All experiments were performed in accordance with guidelines for the care and use of laboratory animals of Shanghai Jiao Tong University. BALB/c mice were purchased from the Animal Center, CAS, Shanghai, China. Animals were housed in a temperature-controlled room with a 12-h light/dark cycle and acclimatized for at least 7 days before use. Prior to imaging, food was withheld overnight with free access to water. Mice were anesthetized using an intraperitoneal injection of ketamine (100 mg kg−1) and xylazine (10 mg kg−1).
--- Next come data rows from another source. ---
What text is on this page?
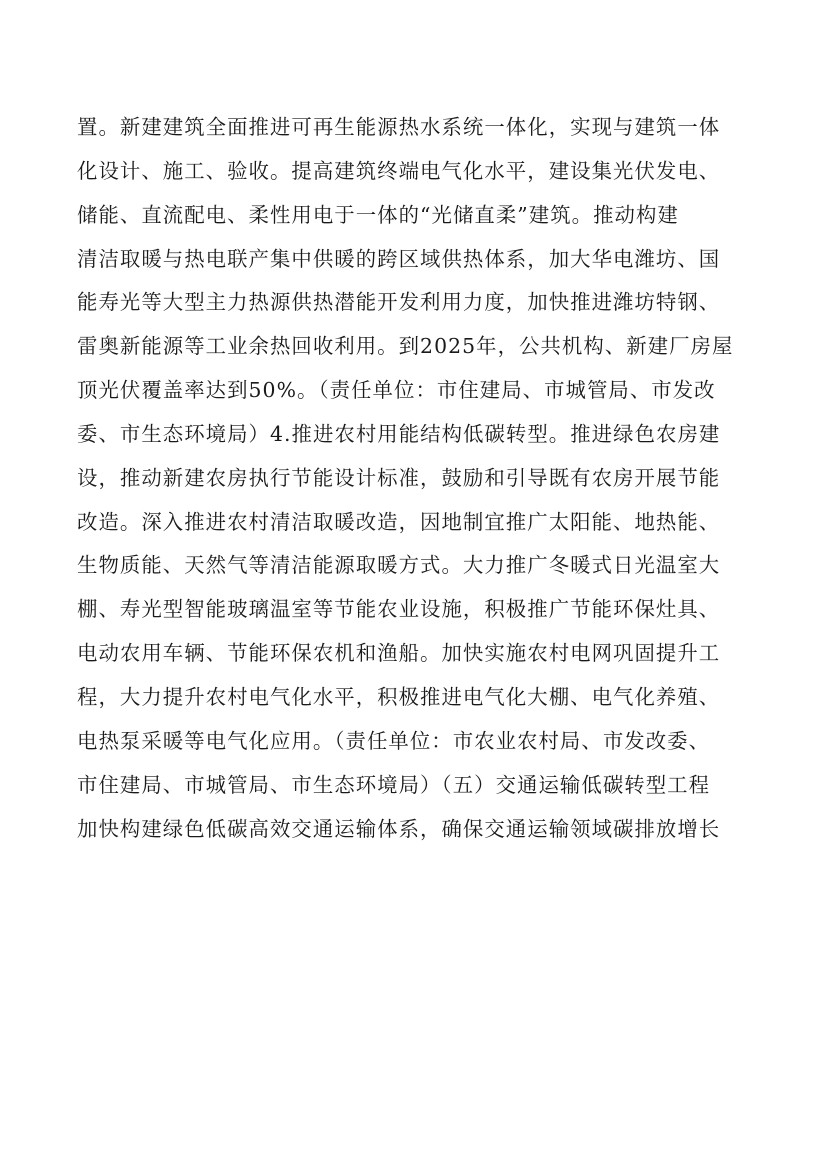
置。新建建筑全面推进可再生能源热水系统一体化，实现与建筑一体
化设计、施工、验收。提高建筑终端电气化水平，建设集光伏发电、
储能、直流配电、柔性用电于一体的“光储直柔”建筑。推动构建
清洁取暖与热电联产集中供暖的跨区域供热体系，加大华电潍坊、国
能寿光等大型主力热源供热潜能开发利用力度，加快推进潍坊特钢、
雷奥新能源等工业余热回收利用。到2025年，公共机构、新建厂房屋
顶光伏覆盖率达到50%。（责任单位：市住建局、市城管局、市发改
委、市生态环境局）4.推进农村用能结构低碳转型。推进绿色农房建
设，推动新建农房执行节能设计标准，鼓励和引导既有农房开展节能
改造。深入推进农村清洁取暖改造，因地制宜推广太阳能、地热能、
生物质能、天然气等清洁能源取暖方式。大力推广冬暖式日光温室大
棚、寿光型智能玻璃温室等节能农业设施，积极推广节能环保灶具、
电动农用车辆、节能环保农机和渔船。加快实施农村电网巩固提升工
程，大力提升农村电气化水平，积极推进电气化大棚、电气化养殖、
电热泵采暖等电气化应用。（责任单位：市农业农村局、市发改委、
市住建局、市城管局、市生态环境局）（五）交通运输低碳转型工程
加快构建绿色低碳高效交通运输体系，确保交通运输领域碳排放增长
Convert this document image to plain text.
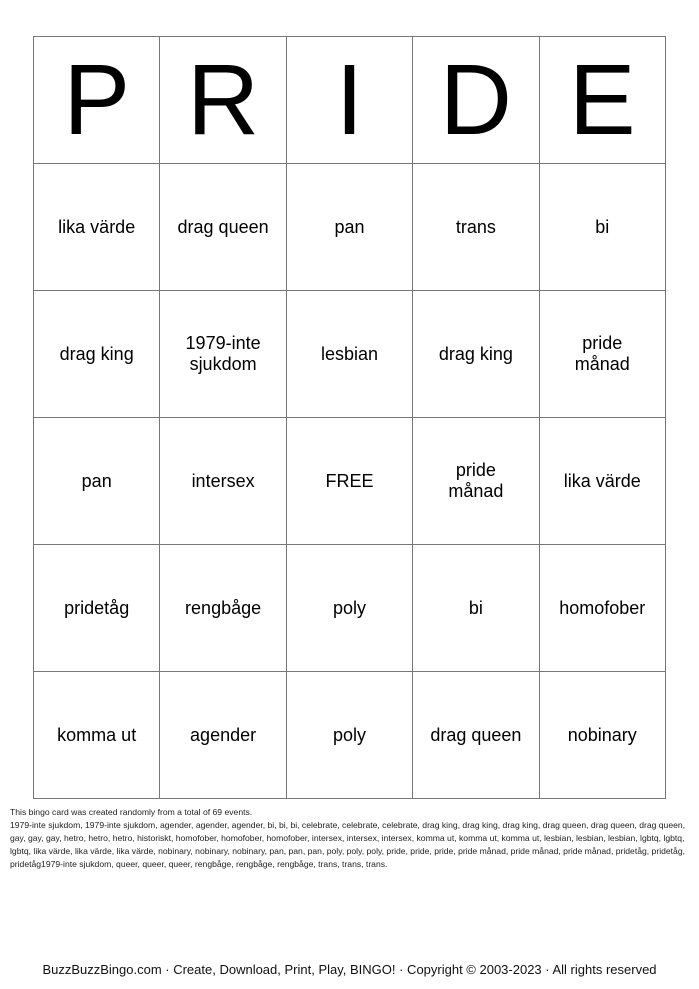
P	R	I	D	E
lika värde	drag queen	pan	trans	bi
drag king	1979-inte sjukdom	lesbian	drag king	pride månad
pan	intersex	FREE	pride månad	lika värde
pridetåg	rengbåge	poly	bi	homofober
komma ut	agender	poly	drag queen	nobinary
This bingo card was created randomly from a total of 69 events.
1979-inte sjukdom, 1979-inte sjukdom, agender, agender, agender, bi, bi, bi, celebrate, celebrate, celebrate, drag king, drag king, drag king, drag queen, drag queen, drag queen, gay, gay, gay, hetro, hetro, hetro, historiskt, homofober, homofober, homofober, intersex, intersex, intersex, komma ut, komma ut, komma ut, lesbian, lesbian, lesbian, lgbtq, lgbtq, lgbtq, lika värde, lika värde, lika värde, nobinary, nobinary, nobinary, pan, pan, pan, poly, poly, poly, pride, pride, pride, pride månad, pride månad, pride månad, pridetåg, pridetåg, pridetåg1979-inte sjukdom, queer, queer, queer, rengbåge, rengbåge, rengbåge, trans, trans, trans.
BuzzBuzzBingo.com · Create, Download, Print, Play, BINGO! · Copyright © 2003-2023 · All rights reserved
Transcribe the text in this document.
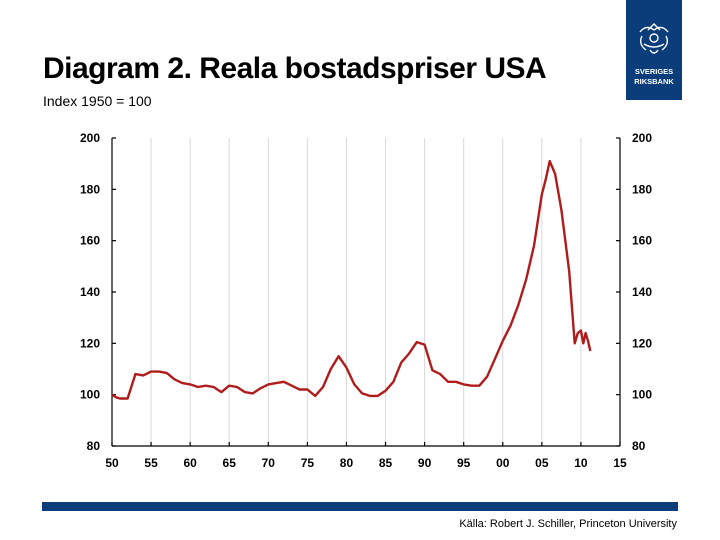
Diagram 2. Reala bostadspriser USA
Index 1950 = 100
SVERIGES
RIKSBANK
80	80
100	100
120	120
140	140
160	160
180	180
200	200
50 55 60 65 70 75 80 85 90 95 00 05 10 15
Källa: Robert J. Schiller, Princeton University
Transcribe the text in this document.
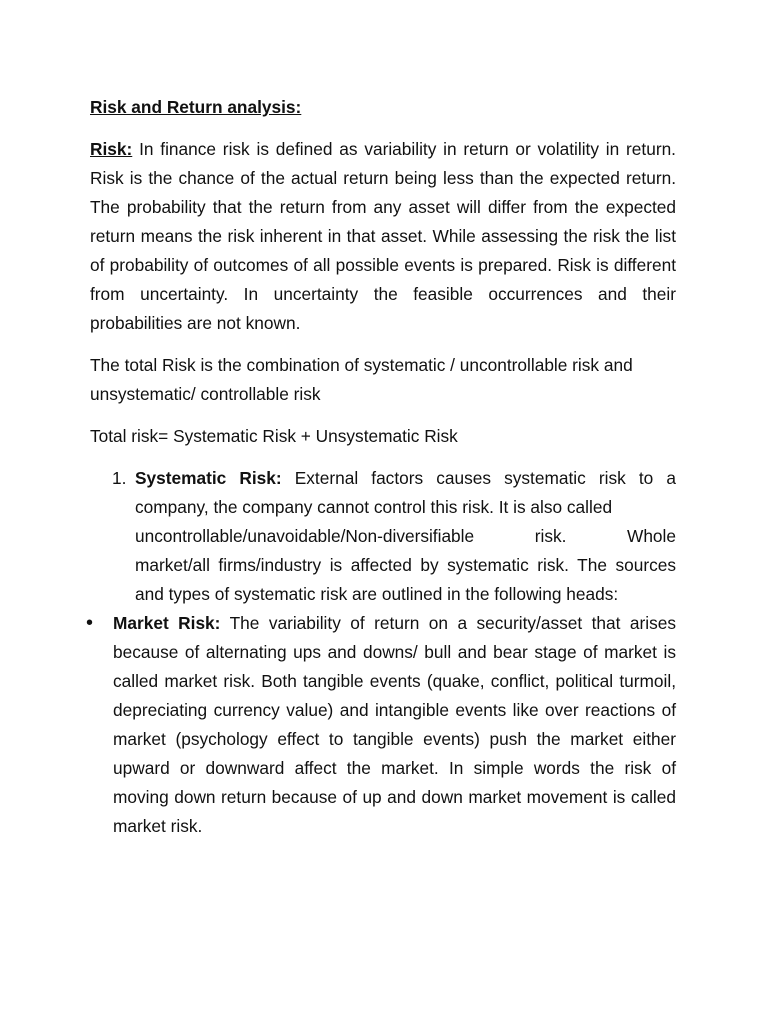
Risk and Return analysis:

Risk: In finance risk is defined as variability in return or volatility in return. Risk is the chance of the actual return being less than the expected return. The probability that the return from any asset will differ from the expected return means the risk inherent in that asset. While assessing the risk the list of probability of outcomes of all possible events is prepared. Risk is different from uncertainty. In uncertainty the feasible occurrences and their probabilities are not known.

The total Risk is the combination of systematic / uncontrollable risk and unsystematic/ controllable risk

Total risk= Systematic Risk + Unsystematic Risk

1. Systematic Risk: External factors causes systematic risk to a company, the company cannot control this risk. It is also called

uncontrollable/unavoidable/Non-diversifiable risk. Whole

market/all firms/industry is affected by systematic risk. The sources and types of systematic risk are outlined in the following heads:

• Market Risk: The variability of return on a security/asset that arises because of alternating ups and downs/ bull and bear stage of market is called market risk. Both tangible events (quake, conflict, political turmoil, depreciating currency value) and intangible events like over reactions of market (psychology effect to tangible events) push the market either upward or downward affect the market. In simple words the risk of moving down return because of up and down market movement is called market risk.
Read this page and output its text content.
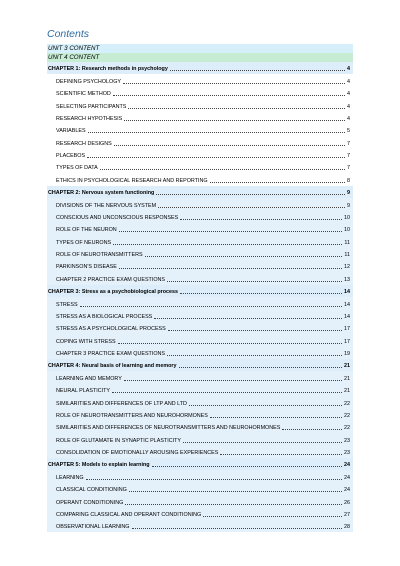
Contents
UNIT 3 CONTENT
UNIT 4 CONTENT
CHAPTER 1: Research methods in psychology	4
DEFINING PSYCHOLOGY	4
SCIENTIFIC METHOD	4
SELECTING PARTICIPANTS	4
RESEARCH HYPOTHESIS	4
VARIABLES	5
RESEARCH DESIGNS	7
PLACEBOS	7
TYPES OF DATA	7
ETHICS IN PSYCHOLOGICAL RESEARCH AND REPORTING	8
CHAPTER 2: Nervous system functioning	9
DIVISIONS OF THE NERVOUS SYSTEM	9
CONSCIOUS AND UNCONSCIOUS RESPONSES	10
ROLE OF THE NEURON	10
TYPES OF NEURONS	11
ROLE OF NEUROTRANSMITTERS	11
PARKINSON'S DISEASE	12
CHAPTER 2 PRACTICE EXAM QUESTIONS	13
CHAPTER 3: Stress as a psychobiological process	14
STRESS	14
STRESS AS A BIOLOGICAL PROCESS	14
STRESS AS A PSYCHOLOGICAL PROCESS	17
COPING WITH STRESS	17
CHAPTER 3 PRACTICE EXAM QUESTIONS	19
CHAPTER 4: Neural basis of learning and memory	21
LEARNING AND MEMORY	21
NEURAL PLASTICITY	21
SIMILARITIES AND DIFFERENCES OF LTP AND LTD	22
ROLE OF NEUROTRANSMITTERS AND NEUROHORMONES	22
SIMILARITIES AND DIFFERENCES OF NEUROTRANSMITTERS AND NEUROHORMONES	22
ROLE OF GLUTAMATE IN SYNAPTIC PLASTICITY	23
CONSOLIDATION OF EMOTIONALLY AROUSING EXPERIENCES	23
CHAPTER 5: Models to explain learning	24
LEARNING	24
CLASSICAL CONDITIONING	24
OPERANT CONDITIONING	26
COMPARING CLASSICAL AND OPERANT CONDITIONING	27
OBSERVATIONAL LEARNING	28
PCI of CO2 single contrast preparation

For imaging small intestine with CO2 single contrast, duodenum was chosen and gently exteriorized by a mid-line upper abdominal incision after anesthesia. An incision was made on the wall of proximal duodenum. The distal small intestine was ligated at 5 cm from the incision. The intestinal mucosa was fully dried with cotton. Subsequently, 200 μl CO2 gas was injected to inflate the duodenum by a PE-10 tube through the incision. Then the proximal duodenum near the incision was ligated to prevent CO2 gas leaking from the incision. The distance between two ligations was 2 cm. For in vivo imaging, mice were positioned to set the abdominal cavity perpendicular to the x-ray beam and then they were imaged by the 9-μm CCD camera. For ex vivo imaging, the CO2 gas-filled duodenum was harvested and imaged using a CCD camera (Photonic Science, Britain) with the resolution of ~3.7 μm. Schematic of the duodenum preparation was shown in Fig 4a. ACI and PCI were performed at the energy level of 19 keV, with the sample-to-detector distance of 1 cm and 60 cm, respectively.